Our courts have held that the crucial point of any inquiry when a gift is asserted is, what was the intent of the asserted donor? If there is a fair inference that a gift was intended then there remains the question did the donor intend for it to be effective at that time or in the future? An effective means of determining if an immediate gift was intended is to inquire if the possession was delivered to the donee. 21 Tex.Jur. 25, 26, sec. 7. “Undoubtedly a gift of personalty may be made by parol and the gift is complete when the property is delivered to the donee, but without delivery there is no completed gift and the intending donor is at liberty to change his mind.” Ibid p. 43 sec. 22. We believe that in such instances as we have before us, symbolic “delivery” by donor could be made to a third person as agent of the donee, but that such status must of necessity be proved. But delivery by donor and possession by donee must be with the specific intention of the former to part with all right and title thereto and to vest them in the donee.
Harmon v. Schmitz, Tex.Com.App., 39 S.W.2d 587, 589, is one of the early discussions of an effective gift. Referable to gift, the court said: “To constitute a valid gift inter vivos the purpose of the donor to make the gift must be clearly and satisfactorily established and the gift must be complete by actual, constructive, or symbolic delivery without power of revocation.” The rule announced has been followed many times in later decisions.
Plaintiff contends that the letter to the insurance company, which we have quoted (not sent to the company before insured’s death) was a circumstance tending to support the asserted gift. If the letter had been sent to the company, it could not be construed to be more than that insured had exercised his option to change the beneficiary in the policy. If he had sent it and the beneficiary had been changed, insured still had the right to change it again.
Practically all issuable facts in a lawsuit .may be shown by circumstantial evidence, but as indicated we do not think that the letter, addressed and worded as it was, is even a circumstance to show an intentional gift by insured to plaintiff. Even if the letter had been delivered along with the policy by the insured to plaintiff, in the absence of any further facts it only expressed an intention of insured to change the beneficiary in the policy, and insured must have known that he could not do that by merely telling plaintiff of his intentions without complying with the provisions of the policy.

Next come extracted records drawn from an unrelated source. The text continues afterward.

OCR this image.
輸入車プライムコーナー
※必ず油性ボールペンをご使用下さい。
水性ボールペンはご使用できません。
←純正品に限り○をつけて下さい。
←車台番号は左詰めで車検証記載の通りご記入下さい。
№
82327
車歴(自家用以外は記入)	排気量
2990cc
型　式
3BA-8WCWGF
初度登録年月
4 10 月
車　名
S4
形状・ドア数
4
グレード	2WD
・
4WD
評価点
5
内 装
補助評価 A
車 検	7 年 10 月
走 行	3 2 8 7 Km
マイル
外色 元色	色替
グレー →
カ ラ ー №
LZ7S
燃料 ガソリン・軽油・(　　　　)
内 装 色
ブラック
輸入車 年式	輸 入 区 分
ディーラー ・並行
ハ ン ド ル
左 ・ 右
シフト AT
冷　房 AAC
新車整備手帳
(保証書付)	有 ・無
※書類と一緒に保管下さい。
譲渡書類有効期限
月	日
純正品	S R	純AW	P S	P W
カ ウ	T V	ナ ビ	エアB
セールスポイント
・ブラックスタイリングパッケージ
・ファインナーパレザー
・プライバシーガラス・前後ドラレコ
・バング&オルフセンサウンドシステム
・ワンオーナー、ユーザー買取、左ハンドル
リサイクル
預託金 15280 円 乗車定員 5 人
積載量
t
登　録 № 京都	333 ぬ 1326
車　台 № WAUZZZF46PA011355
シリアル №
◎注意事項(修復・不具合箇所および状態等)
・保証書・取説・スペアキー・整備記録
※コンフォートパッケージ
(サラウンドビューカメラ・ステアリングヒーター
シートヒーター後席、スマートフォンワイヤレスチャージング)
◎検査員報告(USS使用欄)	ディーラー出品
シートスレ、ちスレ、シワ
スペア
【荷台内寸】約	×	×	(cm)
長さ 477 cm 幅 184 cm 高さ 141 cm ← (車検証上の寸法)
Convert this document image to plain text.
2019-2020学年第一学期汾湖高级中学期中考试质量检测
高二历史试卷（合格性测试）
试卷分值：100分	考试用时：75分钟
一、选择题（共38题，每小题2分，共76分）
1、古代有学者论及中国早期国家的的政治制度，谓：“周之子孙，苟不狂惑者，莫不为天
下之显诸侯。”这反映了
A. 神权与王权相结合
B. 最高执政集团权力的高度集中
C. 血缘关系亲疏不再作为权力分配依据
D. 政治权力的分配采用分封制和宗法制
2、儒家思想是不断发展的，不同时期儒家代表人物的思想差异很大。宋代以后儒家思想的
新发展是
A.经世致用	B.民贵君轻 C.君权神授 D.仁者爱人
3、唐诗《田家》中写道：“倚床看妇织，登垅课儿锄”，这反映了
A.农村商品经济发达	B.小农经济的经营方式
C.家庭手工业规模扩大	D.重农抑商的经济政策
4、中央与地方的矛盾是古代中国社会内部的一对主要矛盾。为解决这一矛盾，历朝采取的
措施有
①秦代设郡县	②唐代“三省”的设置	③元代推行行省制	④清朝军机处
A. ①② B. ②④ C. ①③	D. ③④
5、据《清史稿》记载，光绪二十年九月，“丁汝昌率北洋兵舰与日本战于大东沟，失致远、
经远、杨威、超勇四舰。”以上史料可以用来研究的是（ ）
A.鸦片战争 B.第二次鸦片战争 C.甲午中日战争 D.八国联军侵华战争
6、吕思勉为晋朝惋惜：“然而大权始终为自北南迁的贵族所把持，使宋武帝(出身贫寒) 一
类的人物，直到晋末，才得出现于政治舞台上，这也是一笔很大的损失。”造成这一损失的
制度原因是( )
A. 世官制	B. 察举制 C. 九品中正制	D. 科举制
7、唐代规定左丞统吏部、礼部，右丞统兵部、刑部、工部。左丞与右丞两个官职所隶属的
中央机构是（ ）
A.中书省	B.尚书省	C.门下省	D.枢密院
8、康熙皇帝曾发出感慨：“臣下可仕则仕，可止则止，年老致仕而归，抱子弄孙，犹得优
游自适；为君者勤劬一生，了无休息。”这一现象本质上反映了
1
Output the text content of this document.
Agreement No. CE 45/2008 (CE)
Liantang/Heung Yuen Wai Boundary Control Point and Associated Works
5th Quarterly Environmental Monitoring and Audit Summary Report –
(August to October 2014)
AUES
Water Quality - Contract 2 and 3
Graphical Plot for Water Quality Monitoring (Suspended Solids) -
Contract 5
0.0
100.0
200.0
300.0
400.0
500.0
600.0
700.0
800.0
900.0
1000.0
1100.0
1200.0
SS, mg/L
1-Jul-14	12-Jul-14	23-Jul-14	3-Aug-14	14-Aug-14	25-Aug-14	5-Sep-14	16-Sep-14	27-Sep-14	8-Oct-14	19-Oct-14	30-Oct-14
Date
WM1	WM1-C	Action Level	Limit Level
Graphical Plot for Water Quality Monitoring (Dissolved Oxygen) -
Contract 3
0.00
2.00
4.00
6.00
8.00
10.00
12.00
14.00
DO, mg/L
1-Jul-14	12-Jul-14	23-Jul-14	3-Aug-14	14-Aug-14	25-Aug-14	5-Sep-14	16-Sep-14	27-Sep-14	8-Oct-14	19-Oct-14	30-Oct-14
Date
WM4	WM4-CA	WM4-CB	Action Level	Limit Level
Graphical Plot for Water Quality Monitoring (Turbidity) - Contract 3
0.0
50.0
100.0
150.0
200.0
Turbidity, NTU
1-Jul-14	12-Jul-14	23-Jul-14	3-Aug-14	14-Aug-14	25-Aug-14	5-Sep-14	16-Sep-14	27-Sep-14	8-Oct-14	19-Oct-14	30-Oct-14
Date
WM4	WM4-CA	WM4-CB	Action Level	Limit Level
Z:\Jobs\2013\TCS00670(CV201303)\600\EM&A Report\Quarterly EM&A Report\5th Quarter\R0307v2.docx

Again, plaintiff is confronted with the fact that his evidence is wholly void of any explanaton of how, when, or where his brother Harland Hester ever came into pos
Viewing this record as we do, we conclude that the testimony offered by plaintiff failed to make a prima facie case of his right to recover in this suit and it becomes unnecessary for us to discuss at length whether or not exceptions 23 and 29a to Art. 1995, R.C.S., Vernon’s Ann.Civ. St. Art. 1995, subds. 23, 29a, were proven. In any event, plaintiff would have to prove a prima facie case showing his right of recovery. This we think he did not do.
All assigned errors are overruled and the judgment will be affirmed.